Next-generation sequencing enables the discovery of the great diversity of natural antibody repertoires bringing about vast volumes of sequencing data for a fraction of the cost of Sanger sequencing on a similar sized dataset. Sequence clustering is the process of grouping similar sequences into clusters resulting in reduced sequence redundancy and making data analysis more straightforward.
In this exercise you will learn how to view Heavy CDR3 region clusters and identify the most abundant associated region (CDR1 and CDR2, and FR1-FR4). To view sequences within a cluster switch table views using the Cluster Table > Heavy CDR3 dropdown.

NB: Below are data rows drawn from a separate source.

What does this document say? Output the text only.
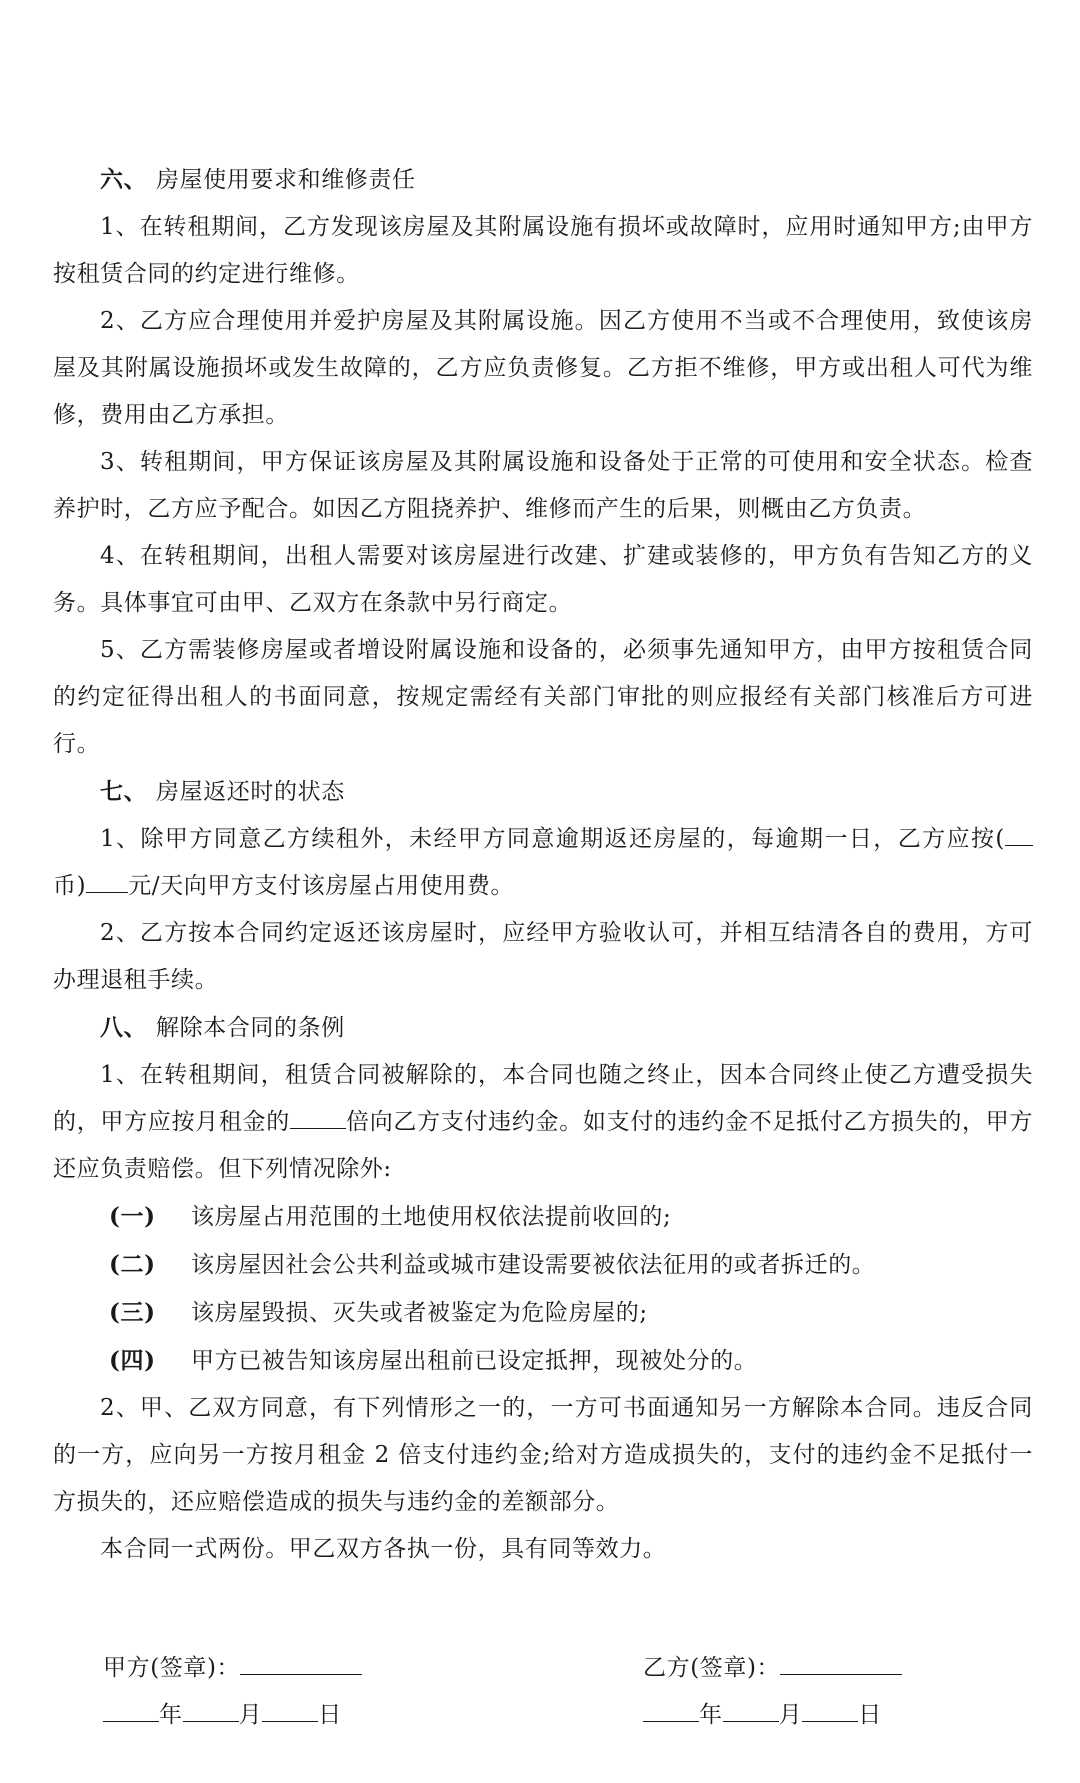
六、 房屋使用要求和维修责任

1、在转租期间，乙方发现该房屋及其附属设施有损坏或故障时，应用时通知甲方;由甲方按租赁合同的约定进行维修。

2、乙方应合理使用并爱护房屋及其附属设施。因乙方使用不当或不合理使用，致使该房屋及其附属设施损坏或发生故障的，乙方应负责修复。乙方拒不维修，甲方或出租人可代为维修，费用由乙方承担。

3、转租期间，甲方保证该房屋及其附属设施和设备处于正常的可使用和安全状态。检查养护时，乙方应予配合。如因乙方阻挠养护、维修而产生的后果，则概由乙方负责。

4、在转租期间，出租人需要对该房屋进行改建、扩建或装修的，甲方负有告知乙方的义务。具体事宜可由甲、乙双方在条款中另行商定。

5、乙方需装修房屋或者增设附属设施和设备的，必须事先通知甲方，由甲方按租赁合同的约定征得出租人的书面同意，按规定需经有关部门审批的则应报经有关部门核准后方可进行。

七、 房屋返还时的状态

1、除甲方同意乙方续租外，未经甲方同意逾期返还房屋的，每逾期一日，乙方应按(币) 元/天向甲方支付该房屋占用使用费。

2、乙方按本合同约定返还该房屋时，应经甲方验收认可，并相互结清各自的费用，方可办理退租手续。

八、 解除本合同的条例

1、在转租期间，租赁合同被解除的，本合同也随之终止，因本合同终止使乙方遭受损失的，甲方应按月租金的 倍向乙方支付违约金。如支付的违约金不足抵付乙方损失的，甲方还应负责赔偿。但下列情况除外:

(一) 该房屋占用范围的土地使用权依法提前收回的;

(二) 该房屋因社会公共利益或城市建设需要被依法征用的或者拆迁的。

(三) 该房屋毁损、灭失或者被鉴定为危险房屋的;

(四) 甲方已被告知该房屋出租前已设定抵押，现被处分的。

2、甲、乙双方同意，有下列情形之一的，一方可书面通知另一方解除本合同。违反合同的一方，应向另一方按月租金 2 倍支付违约金;给对方造成损失的，支付的违约金不足抵付一方损失的，还应赔偿造成的损失与违约金的差额部分。

本合同一式两份。甲乙双方各执一份，具有同等效力。

甲方(签章)：
年 月 日
乙方(签章)：
年 月 日
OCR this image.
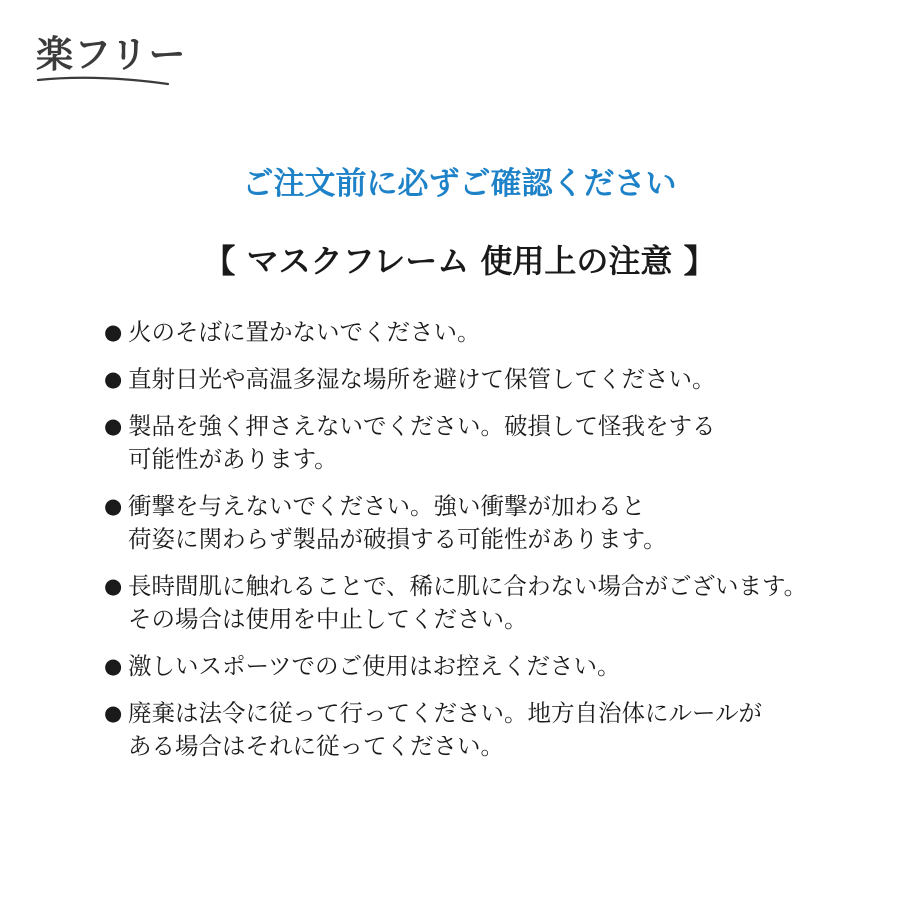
楽フリー
ご注文前に必ずご確認ください
【 マスクフレーム 使用上の注意 】
● 火のそばに置かないでください。
● 直射日光や高温多湿な場所を避けて保管してください。
● 製品を強く押さえないでください。破損して怪我をする
可能性があります。
● 衝撃を与えないでください。強い衝撃が加わると
荷姿に関わらず製品が破損する可能性があります。
● 長時間肌に触れることで、稀に肌に合わない場合がございます。
その場合は使用を中止してください。
● 激しいスポーツでのご使用はお控えください。
● 廃棄は法令に従って行ってください。地方自治体にルールが
ある場合はそれに従ってください。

The table will automatically sort the clusters in descending order, with the most abundant Heavy CDR3 cluster at the top. Select the first in-frame cluster to view the cluster of sequences consisting of identical Heavy CDR3 “ARHHRYAYYFDY” sequence (see image below).
**Note that all the sequences within a region cluster consist of identical regions unless specified. For example, when sequences are grouped by Heavy CDR3, all the sequences within a cluster will consist of an identical Heavy CDR3 sequence but they may consist of distinct CDR1 and CDR2, and FR1-FR4 regions.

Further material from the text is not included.